Озерова поместили в теплой горнице. Осмотр показал, что отправлять его в санбат нет никакой необходимости. Порозовевшая Ольга Николаевна, распрямляясь над кроватью Озерова, спросила:

— Голова немного болит, да?

— Да, немного.

— Я дам вам сейчас таблетку.

— От головной боли?

— Да, да!

— Но вы скоро меня отпустите?

— Очень скоро! Не волнуйтесь!

Он быстро уснул, а когда проснулся, уже вечерело и повсюду затих грохот артиллерии. Озеров вскочил на постели и, еще не видя никого около себя, закричал:

— В чем дело? Уже вечер? Почему я спал?

— Спали, и очень хорошо, — весело отозвалась Ольга Николаевна, подходя к Озерову и не чувствуя перед ним никакой вины.

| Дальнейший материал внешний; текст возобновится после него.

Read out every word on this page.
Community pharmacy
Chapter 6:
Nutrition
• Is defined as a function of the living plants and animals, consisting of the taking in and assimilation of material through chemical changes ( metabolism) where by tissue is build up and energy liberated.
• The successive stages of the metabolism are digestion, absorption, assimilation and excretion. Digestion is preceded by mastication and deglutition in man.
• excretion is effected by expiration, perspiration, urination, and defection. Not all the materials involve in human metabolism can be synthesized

Озеров спросил очень тихо:

— Значит, вы меня обманули? Да?

— Это была совершенно необходимо.

— Обманывать? Необходимо?

— Врачу иногда можно и нужно...

— А по-моему, это никому не делает чести, — все еще тихо, но не скрывая желания обидеть врача, сказал Озеров. — Вы хорошо понимаете, что сделали? Такой ответственный бой, а вы не дали мне возможности даже сообщить письмом свои соображения комиссару полка или начальнику штаба!

Ольга Николаевна едва сдерживала слезы.

— Товарищ гвардии майор, он здесь...

— Кто? Начштаба? — крикнул Озеров.

— Да, он ждет вас.

— Ждет? Давно? Зовите!

Вошел Смольянинов. Волнуясь, все время порываясь соскочить с кровати, Озеров подряд выпалил столько вопросов о бое, что начальник штаба и не знал, с чего начать свой доклад.

— Сергей Михайлович, да что вы так волнуетесь? — спросил наконец Смольянинов. — У нас все в полном порядке. Все атаки отбиты.

— Обманываешь?

— Что вы, да разве можно!

— А вот тут говорят, что иногда можно, — сказал Озеров, кивнув на закрытую дверь горницы. — Ты мне толком расскажи: как на правом фланге, у Журавского? Удержались? Нигде не отошли?

Капитан Смольянинов присел на табурет у кровати и подробно рассказал, как Брянцев, приняв командование полком, изучил пометки Озерова на карте, быстро разгадал замысел противника и вовремя успел подбросить подкрепление батальону Журавского. Это решило исход боя: потеряв несколько танков и до роты пехоты, противник задолго до вечера прекратил атаки и отошел в Ленине.

Успокоясь, Озеров откинулся на подушки.

— Молодец! — сказал он, думая о Брянцеве; помедлив, добавил: — Молодцы!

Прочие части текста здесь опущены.